Simple random sampling With simple random sampling, every member of the population has an equal probability of being selected for the sample. If the population has 1,000 members, each has one chance out of a thousand of being selected. Suppose you want to sample students who attend your school. A list of all students would be needed; from that list, students would be chosen at random to form the sample.
When conducting telephone interviews, researchers commonly have a computer randomly generate a list of telephone numbers with the dialing prefixes used for residences in the city or area being studied. This will produce a random sample of the population because most residences have telephones (if many people do not have phones, the sample would be biased). Some companies will even provide researchers with a list of telephone numbers for a survey in which the phone numbers of businesses and numbers that phone companies do not use have been removed. You might note that this procedure results in a random sample of households rather than individuals. Survey researchers use other procedures when it is important to select one person at random from the household.

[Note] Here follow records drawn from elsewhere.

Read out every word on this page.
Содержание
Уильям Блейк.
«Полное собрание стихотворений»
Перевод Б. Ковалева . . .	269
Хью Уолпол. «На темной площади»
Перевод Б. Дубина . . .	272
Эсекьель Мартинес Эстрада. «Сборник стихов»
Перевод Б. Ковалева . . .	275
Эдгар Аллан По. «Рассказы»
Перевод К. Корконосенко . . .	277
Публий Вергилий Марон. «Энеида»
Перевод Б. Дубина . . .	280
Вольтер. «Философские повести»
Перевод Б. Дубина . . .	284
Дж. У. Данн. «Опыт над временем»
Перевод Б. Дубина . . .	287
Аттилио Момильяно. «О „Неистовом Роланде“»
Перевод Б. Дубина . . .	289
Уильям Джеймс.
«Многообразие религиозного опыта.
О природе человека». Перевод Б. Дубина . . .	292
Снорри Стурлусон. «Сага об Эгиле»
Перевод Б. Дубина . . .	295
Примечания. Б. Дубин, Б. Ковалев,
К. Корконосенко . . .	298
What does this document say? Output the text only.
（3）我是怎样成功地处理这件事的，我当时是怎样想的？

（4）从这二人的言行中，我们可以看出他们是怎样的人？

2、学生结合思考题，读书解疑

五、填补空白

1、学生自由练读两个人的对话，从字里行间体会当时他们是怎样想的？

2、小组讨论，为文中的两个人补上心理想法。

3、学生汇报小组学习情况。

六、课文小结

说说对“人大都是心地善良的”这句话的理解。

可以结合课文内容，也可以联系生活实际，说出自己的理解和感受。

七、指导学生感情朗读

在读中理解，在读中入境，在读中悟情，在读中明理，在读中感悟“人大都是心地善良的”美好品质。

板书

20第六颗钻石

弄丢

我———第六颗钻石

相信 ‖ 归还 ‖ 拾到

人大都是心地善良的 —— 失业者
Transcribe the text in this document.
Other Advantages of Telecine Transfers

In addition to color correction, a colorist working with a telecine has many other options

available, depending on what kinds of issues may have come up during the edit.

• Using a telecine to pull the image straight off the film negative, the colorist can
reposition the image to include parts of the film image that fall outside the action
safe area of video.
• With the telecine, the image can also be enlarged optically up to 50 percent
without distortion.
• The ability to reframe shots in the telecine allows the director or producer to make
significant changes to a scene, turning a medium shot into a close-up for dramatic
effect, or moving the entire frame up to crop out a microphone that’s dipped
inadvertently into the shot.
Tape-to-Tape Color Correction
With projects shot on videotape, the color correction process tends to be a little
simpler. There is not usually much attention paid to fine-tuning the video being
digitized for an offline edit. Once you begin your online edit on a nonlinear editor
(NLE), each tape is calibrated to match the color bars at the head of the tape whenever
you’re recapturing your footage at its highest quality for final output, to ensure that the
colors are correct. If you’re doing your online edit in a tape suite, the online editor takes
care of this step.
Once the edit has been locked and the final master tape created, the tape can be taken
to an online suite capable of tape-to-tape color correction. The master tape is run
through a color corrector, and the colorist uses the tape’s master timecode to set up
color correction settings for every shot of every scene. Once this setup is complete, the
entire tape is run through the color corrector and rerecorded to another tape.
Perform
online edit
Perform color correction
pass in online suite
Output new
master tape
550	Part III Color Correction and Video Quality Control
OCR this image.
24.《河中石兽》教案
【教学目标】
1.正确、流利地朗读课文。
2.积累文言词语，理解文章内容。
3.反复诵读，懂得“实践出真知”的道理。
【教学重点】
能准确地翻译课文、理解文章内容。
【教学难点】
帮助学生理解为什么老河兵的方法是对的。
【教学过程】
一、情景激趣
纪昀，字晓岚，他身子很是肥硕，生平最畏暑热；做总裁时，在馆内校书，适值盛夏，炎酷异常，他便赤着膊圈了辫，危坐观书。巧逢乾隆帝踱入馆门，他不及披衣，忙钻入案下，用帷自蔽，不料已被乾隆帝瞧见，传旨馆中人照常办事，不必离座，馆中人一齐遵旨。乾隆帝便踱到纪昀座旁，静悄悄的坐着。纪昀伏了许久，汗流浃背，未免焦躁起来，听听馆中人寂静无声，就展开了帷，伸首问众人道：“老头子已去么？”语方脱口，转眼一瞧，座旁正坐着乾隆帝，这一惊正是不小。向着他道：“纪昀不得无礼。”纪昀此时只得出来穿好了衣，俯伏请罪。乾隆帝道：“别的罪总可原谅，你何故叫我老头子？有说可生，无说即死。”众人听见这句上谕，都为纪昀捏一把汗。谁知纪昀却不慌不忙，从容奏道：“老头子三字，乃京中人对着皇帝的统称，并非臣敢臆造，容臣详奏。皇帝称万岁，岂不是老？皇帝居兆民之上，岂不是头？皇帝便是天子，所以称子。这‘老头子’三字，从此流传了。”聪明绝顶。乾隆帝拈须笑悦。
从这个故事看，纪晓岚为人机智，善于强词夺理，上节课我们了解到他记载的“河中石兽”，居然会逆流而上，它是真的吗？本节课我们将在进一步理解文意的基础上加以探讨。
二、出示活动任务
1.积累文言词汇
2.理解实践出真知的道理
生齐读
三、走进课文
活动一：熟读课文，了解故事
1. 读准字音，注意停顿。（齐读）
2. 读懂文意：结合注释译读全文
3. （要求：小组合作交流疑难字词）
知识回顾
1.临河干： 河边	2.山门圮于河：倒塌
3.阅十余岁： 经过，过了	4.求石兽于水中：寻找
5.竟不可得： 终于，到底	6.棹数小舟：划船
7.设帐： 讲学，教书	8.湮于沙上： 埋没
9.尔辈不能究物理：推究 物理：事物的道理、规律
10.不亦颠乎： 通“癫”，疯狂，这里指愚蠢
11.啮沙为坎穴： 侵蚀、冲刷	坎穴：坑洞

Stratified random sampling A somewhat more complicated procedure is stratified random sampling. The population is divided into subgroups (also known as strata), and random sampling techniques are then used to select sample members from each stratum. Any number of dimensions could be used to divide the population, but the dimension (or dimensions) chosen should be relevant to the problem under study. For instance, a survey of sexual attitudes might stratify on the basis of age, gender, and amount of education because these factors are related to sexual attitudes. Stratification on the basis of height or hair color would be ridiculous for this survey.
Stratified random sampling has the advantage of a built-in assurance that the sample will accurately reflect the numerical composition of the various subgroups. This kind of accuracy is particularly important when some subgroups represent very small percentages of the population. For instance, if African Americans make up 5% of a city of 100,000, a simple random sample of 100 people might not include any African Americans; a stratified random sample would include five African Americans chosen randomly from the population. In practice, when it is important to represent a small group within a population, researchers will “oversample” that group to ensure that a representative sample of the group is surveyed; a large enough sample must be obtained to be able to Page 151make inferences about the population. Thus, if your campus has a distribution of students similar to the city described here and you need to compare attitudes of African Americans and Whites, you will need to sample a large percentage of the African American students and only a small percentage of the White students to obtain a reasonable number of respondents from each group.
Cluster sampling It might have occurred to you that obtaining a list of all members of a population might be difficult. What if officials at your school decide that you cannot have access to a list of all students? What if you want to study a population that has no list of members, such as people who work in county health care agencies? In such situations, a technique called cluster sampling can be used. Rather than randomly sampling from a list of individuals, the researcher can identify “clusters” of individuals and then sample from these clusters. After the clusters are chosen, all individuals in each cluster are included in the sample. For example, you might conduct the survey of students using cluster sampling by identifying all classes being taught—the classes are the clusters of students. You could then randomly sample from this list of classes and have all members of the chosen classes complete your survey (making sure, of course, that no one completes the survey twice).
Most often, use of cluster sampling requires a series of samples from larger to smaller clusters—a multistage approach. For example, a researcher interested in studying county health care agencies might first randomly determine a number of states to sample and then randomly sample counties from each state chosen. The researcher would then go to the health care agencies in each of these counties and study the people who work in them. Note that the main advantage of cluster sampling is that the researcher does not have to sample from lists of individuals to obtain a truly random sample of individuals.